Research

Key takeaways from DappRadar’s 2019 dApp report

Messari

Dec 19, 2019 ⋅  3 min read

DappRadar, a data tracking site for blockchain-based applications, released a dApp industry review for 2019 to help everyone answer the question, “Who is actually using decentralized applications?” Based on the report, Ethereum dApps exhibited a steady growth trajectory in terms of users (measured by daily active unique wallets) and generated well over $10 billion in estimated value (combining both ETH and ERC-20 token volumes) over the last year. It is important to note that dApps within the DeFi sector account for only 6% of daily active unique wallets but contribute 45% of total dApp volume.

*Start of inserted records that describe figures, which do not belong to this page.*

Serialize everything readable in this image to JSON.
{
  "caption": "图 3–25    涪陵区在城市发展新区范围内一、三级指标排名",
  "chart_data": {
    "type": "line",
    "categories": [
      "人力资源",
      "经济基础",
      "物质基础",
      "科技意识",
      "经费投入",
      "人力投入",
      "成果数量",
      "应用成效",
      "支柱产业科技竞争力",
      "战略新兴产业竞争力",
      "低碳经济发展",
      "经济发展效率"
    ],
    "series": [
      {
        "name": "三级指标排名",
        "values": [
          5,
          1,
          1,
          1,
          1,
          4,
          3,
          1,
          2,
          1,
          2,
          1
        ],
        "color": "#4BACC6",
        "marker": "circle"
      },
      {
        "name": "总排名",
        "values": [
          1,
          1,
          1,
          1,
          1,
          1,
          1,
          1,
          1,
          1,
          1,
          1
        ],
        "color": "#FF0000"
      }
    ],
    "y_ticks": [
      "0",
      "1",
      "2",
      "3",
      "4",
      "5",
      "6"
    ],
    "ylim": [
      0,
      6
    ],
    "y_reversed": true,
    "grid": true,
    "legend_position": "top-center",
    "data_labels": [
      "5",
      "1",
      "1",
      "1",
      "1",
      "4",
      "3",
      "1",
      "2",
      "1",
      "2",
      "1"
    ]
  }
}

On the flip side, gaming, marketplace, and gambling dApps account for 72% of daily Ethereum application users combined. But these same dApps generate only 4% of the total transaction volume.

A quick look at Ethereum competitors EOS and Tron shows that the two high-throughput alternative chains were less successful at cultivating dApp activity. User activity on EOS declined by nearly 50%, most likely due to the current congested state of the network. Tron saw an increase in daily unique wallet activity, with 90% of these users gravitating toward gambling dApps. Despite the growth in its user base, daily transaction volume generated by Tron dApps dropped by 75%.

DappRadar also scoured eight other chains for dApp activity. While most of the networks exhibited sporadic activity levels throughout 2019, the two chains with healthy signs of user growth were Loom Network and Waves.

Why it matters:

  • Surprisingly, the data shows that gamers are not deterred by Ethereum’s latency and unpredictable transaction fees. This trend is more telling about the state of available alternative chains than Ethereum’s ability to serve as a gaming platform. As more compelling high-throughput and interoperable chains launch, gaming dApps and their users might look to migrate away from Ethereum.
  • If games do shift away from Ethereum, it would not have a significant impact on daily network volume. Almost all of the volume generated via Ethereum dApps comes from the DEX and DeFi categories. The report also indicates that these financial applications only cater to a small number of crypto-savvy, high-worth investors at the moment. It will be interesting to see if the user base expands beyond this core group in 2020.
  • While EOS endured a steep decline in user activity towards the tail-end of the year, DappRadar suggested bots were operating most of the lost accounts. The drop in active bot accounts coincided with the launch of the EIDOS contract, the “free” token airdrop that attracted a rush of network activity and caused the chain to enter into “congestion mode.” A possible explanation for bot activity approaching near-zero is the network’s congested state rendered bot accounts inoperable, and bot owners did not want to purchase extra resources to keep their bots running. With this perspective, the EIDOS contract acted as an indirect filter for bot traffic on EOS.